Stand van zaken corruptieregime

Zoals toegezegd tijdens het notaoverleg van 23 mei jl. ontvangt uw Kamer eveneens nadere informatie over de mogelijkheden om corruptie toe te voegen aan het EU-mensenrechtensanctieregime. Nederland heeft tijdens de onderhandelingen over het mensenrechtensanctieregime herhaaldelijk gepleit voor het opnemen van corruptie onder de listingcriteria van dit regime. Hier bleek toen onvoldoende steun van andere lidstaten voor. Tijdens de Raad Buitenlandse Zaken van 24 januari jl. bepleitte een aantal lidstaten waaronder Nederland het verkennen van opties om te komen tot een apart raamwerk voor sancties op grond van grootschalige corruptie. Hier is inmiddels brede steun voor, maar tegelijk leven er bij een substantiële groep lidstaten nog vragen over de juridische inrichting van een dergelijk regime. Nederland zal zich er als verklaard voorstander van dit regime voor blijven inzetten dat de EU de voorbereiding van de benodigde wetgeving ter hand neemt. Ook spreekt Nederland hierover met partners als de VS en het VK en bestudeert het hoe hun ervaring met corruptiesancties behulpzaam kan zijn voor de inrichting van een EU-sanctieregime gericht tegen corruptie.

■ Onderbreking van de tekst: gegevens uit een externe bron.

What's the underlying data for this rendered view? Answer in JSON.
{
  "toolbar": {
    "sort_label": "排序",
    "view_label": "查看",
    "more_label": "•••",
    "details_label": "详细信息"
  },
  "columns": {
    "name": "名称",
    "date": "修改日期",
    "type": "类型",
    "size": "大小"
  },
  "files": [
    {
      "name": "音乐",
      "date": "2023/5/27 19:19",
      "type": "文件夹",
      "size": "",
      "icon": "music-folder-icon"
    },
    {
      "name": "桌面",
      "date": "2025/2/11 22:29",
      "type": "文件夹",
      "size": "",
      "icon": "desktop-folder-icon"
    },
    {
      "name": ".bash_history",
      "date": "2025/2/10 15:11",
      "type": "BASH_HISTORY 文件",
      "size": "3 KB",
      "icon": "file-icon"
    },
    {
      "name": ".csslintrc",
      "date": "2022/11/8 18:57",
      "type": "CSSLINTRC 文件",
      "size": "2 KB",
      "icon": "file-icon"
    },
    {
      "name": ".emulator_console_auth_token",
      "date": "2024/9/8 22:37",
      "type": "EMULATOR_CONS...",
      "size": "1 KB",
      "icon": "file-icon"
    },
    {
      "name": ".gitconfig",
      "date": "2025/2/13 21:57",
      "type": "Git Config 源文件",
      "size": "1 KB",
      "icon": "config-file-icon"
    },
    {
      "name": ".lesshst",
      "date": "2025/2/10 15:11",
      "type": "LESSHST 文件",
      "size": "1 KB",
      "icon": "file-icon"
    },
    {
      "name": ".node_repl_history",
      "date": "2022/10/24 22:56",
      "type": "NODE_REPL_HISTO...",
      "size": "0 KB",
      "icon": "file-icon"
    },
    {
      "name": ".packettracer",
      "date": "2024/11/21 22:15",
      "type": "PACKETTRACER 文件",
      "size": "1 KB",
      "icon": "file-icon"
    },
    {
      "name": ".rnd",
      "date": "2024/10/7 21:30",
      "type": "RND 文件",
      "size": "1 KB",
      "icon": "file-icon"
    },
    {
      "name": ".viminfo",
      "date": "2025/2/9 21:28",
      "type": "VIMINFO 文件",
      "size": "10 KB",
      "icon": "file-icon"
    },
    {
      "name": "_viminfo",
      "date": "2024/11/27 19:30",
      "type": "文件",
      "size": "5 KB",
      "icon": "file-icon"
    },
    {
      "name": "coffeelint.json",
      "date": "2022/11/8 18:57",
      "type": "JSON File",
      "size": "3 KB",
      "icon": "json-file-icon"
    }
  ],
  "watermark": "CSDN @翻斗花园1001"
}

Impact sancties op voedselzekerheid

De toezegging uit het debat over de Europese Raad van 22 juni jl. (Handelingen II 2021/22, nr. 95, debat over de Europese Top van 23 en 24 juni 2022) om terug te komen op de impact van SWIFT-sancties op de voedselzekerheid in Afrika wordt aan uw Kamer gezonden in het verslag van de Europese Raad van 23-24 juni.

De Minister van Buitenlandse Zaken, W.B. Hoekstra


X Noot
1

Kamerstuk 36 045, nr. 72

X Noot
2

Kamerstuk 21 501-20, nr. 1763

X Noot
3

Brief van 13 juni 2022, Beantwoording vraag van het lid Omtzigt, gesteld tijdens de stemmingen van 24 maart 2022, over de wijziging van de Uitvoeringsregeling Algemene Wet inzake Rijksbelastingen, Kamerstuk 36 045, nr. 90

X Noot
4

Kamerstuk 36 045, nr. 21

X Noot
5

Kamerstuk 36 045, nr. 45

X Noot
6

Aanbiedingsbrief bij het Rapport van de nationaal coördinator sanctienaleving en handhaving, (13 mei 2022). Zie: Kamerstuk 36 045, nr. 72

X Noot
7

Advanced Pricing Agreements en Advance Tax Rulings

X Noot
8

De Kamer is op dinsdag 28 juni via een Kamerbrief geïnformeerd over het voorstel om overtreding van EU-sancties toe te voegen aan lijst van EU-misdrijven.